Sim, praticamente todos os personagens do livro possuem uma certa ligação
com pessoas reais que fizeram ou fazem parte da minha jornada. Especialmente os
amigos da escola e o indígena Tatu. É claro que também utilizei da minha
imaginação para potencializar algumas características ou comportamentos de
certos personagens para gerar determinadas sensações nos leitores.
Porém, posso afirmar que os principais personagens são representações de
pessoas reais e que me ajudaram a criar a história. É verdade também que outros
personagens menos relevantes foram criados durante o desenrolar da história,
inclusive alguns surgiram em sonhos.
5)
Quais foram os maiores desafios que você enfrentou ao escrever a obra? Foi
difícil lidar com as diferenças culturais?
O maior desafio foi buscar expressar com o máximo de fidelidade a cultura
e a visão de mundo do povo pataxó e de outros povos indígenas. Como homem
branco, é muito comum eu acabar reproduzindo preconceitos e estereótipos de
tudo aquilo que eu aprendi equivocadamente sobre o “índio” desde a época da
escola.
Por isso, eu busquei ler muitos livros de autores indígenas, estudar e
ver documentários que pudessem me trazer mais veracidade para os fatos, pois
sabia da responsabilidade que essa temática sensível exige nesse momento que a
nossa floresta pede socorro. Durante a imersão na aldeia do povo pataxó e após
a visita na floresta amazônica, pude me conectar mais profundamente com os seus
cantos, os rituais, as palavras, as medicinas que eles usam…
Foi assim, sendo um observador e aprendiz que eu busquei descrever com o
máximo de detalhes aquilo que eu estava vivenciando sobre a cultura indígena.

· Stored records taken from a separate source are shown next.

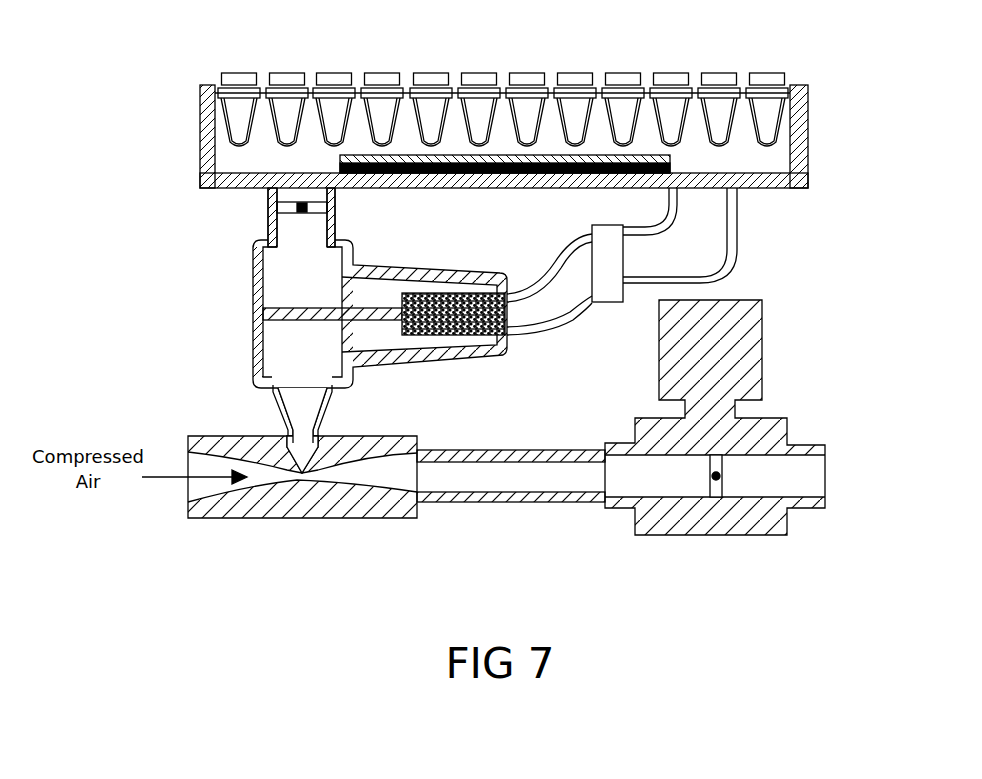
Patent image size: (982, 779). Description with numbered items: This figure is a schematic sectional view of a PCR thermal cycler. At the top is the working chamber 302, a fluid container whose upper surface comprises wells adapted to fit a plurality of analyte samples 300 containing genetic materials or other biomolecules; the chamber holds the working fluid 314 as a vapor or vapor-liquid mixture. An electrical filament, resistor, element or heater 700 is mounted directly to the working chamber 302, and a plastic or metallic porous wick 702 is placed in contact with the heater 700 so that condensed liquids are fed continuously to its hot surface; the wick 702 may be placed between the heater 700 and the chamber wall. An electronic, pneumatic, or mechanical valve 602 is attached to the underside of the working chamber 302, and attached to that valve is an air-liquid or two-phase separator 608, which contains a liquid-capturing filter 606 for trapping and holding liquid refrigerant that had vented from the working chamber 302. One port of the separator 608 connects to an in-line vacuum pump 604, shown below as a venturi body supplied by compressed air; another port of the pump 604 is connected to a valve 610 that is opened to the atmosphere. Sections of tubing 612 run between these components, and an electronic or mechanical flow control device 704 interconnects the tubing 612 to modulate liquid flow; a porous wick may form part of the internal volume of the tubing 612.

The analyte samples 300 is at (334, 108).
The working chamber 302 is at (795, 86).
The working fluid 314 is at (500, 125).
The heater 700 is at (424, 176).
The wick 702 is at (634, 158).
The valve 602 is at (268, 205).
The separator 608 is at (257, 299).
The filter 606 is at (458, 340).
The in-line vacuum pump 604 is at (230, 442).
The flow control device 704 is at (605, 304).
The valve 610 is at (742, 343).
The tubing 612 is at (740, 223).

Foi um grande desafio que me fez aprender a respeitar e reverenciar ainda mais
a sabedoria ancestral deles, além de me juntar nesta luta em defesa da nossa
mãe natureza.
6)
Como você espera que seu livro contribua para uma melhor compreensão e respeito
pela cultura indígena?
Quebrando tabus, preconceitos e estereótipos. Somente trazendo luz é que
é possível dissipar a escuridão. Pouco se fala na grande mídia sobre a cultura
indígena. E os fatos que aprendemos nas aulas de história foram criados e
reproduzidos pelos homens brancos da cidade ou europeus. Pouco sabemos da
origem do nosso povo, infelizmente negamos a nossa ancestralidade e achamos que
não temos sangue indígena. Mas todos os brasileiros possuem uma forte conexão
com os povos indígenas. O lugar que moramos hoje já foi o lar dos povos
originários. Nossos antepassados viviam nas florestas que foram substituídas
pela selva de pedras das cidades. Então espero que meu livro possa relembrar
essas nossas origens.
7)
Por fim, quais são os seus planos para o futuro? Existe alguma história nova em
construção?
Tenho escrito cada vez mais. Estou buscando exercitar a escrita todos os dias, então acabo inventando alguns contos, compartilhando algumas reflexões nas redes ou escrevendo poesias. Mas confesso que para voltar a escrever um livro, eu preciso sentir um chamado no coração. Não sei ainda qual será a próxima mensagem que eu quero espalhar, mas sei que virão muitas. Nesse momento, como guardião da floresta, sigo na missão de espalhar a mensagem da natureza, especialmente para o público jovem. Estou buscando levar o livro para os ambientes estudantis, escolas e universidades, com o objetivo de conscientizar e promover palestras para despertar uma geração de guardiões que também se conectam com essa luta em defesa da nossa mãe terra. O futuro é ancestral.
* Parte da renda do livro está sendo destinada para melhorias na Aldeia Porto do Boi em Caraíva, onde vive o Tatu Pataxó e seus parentes indígenas.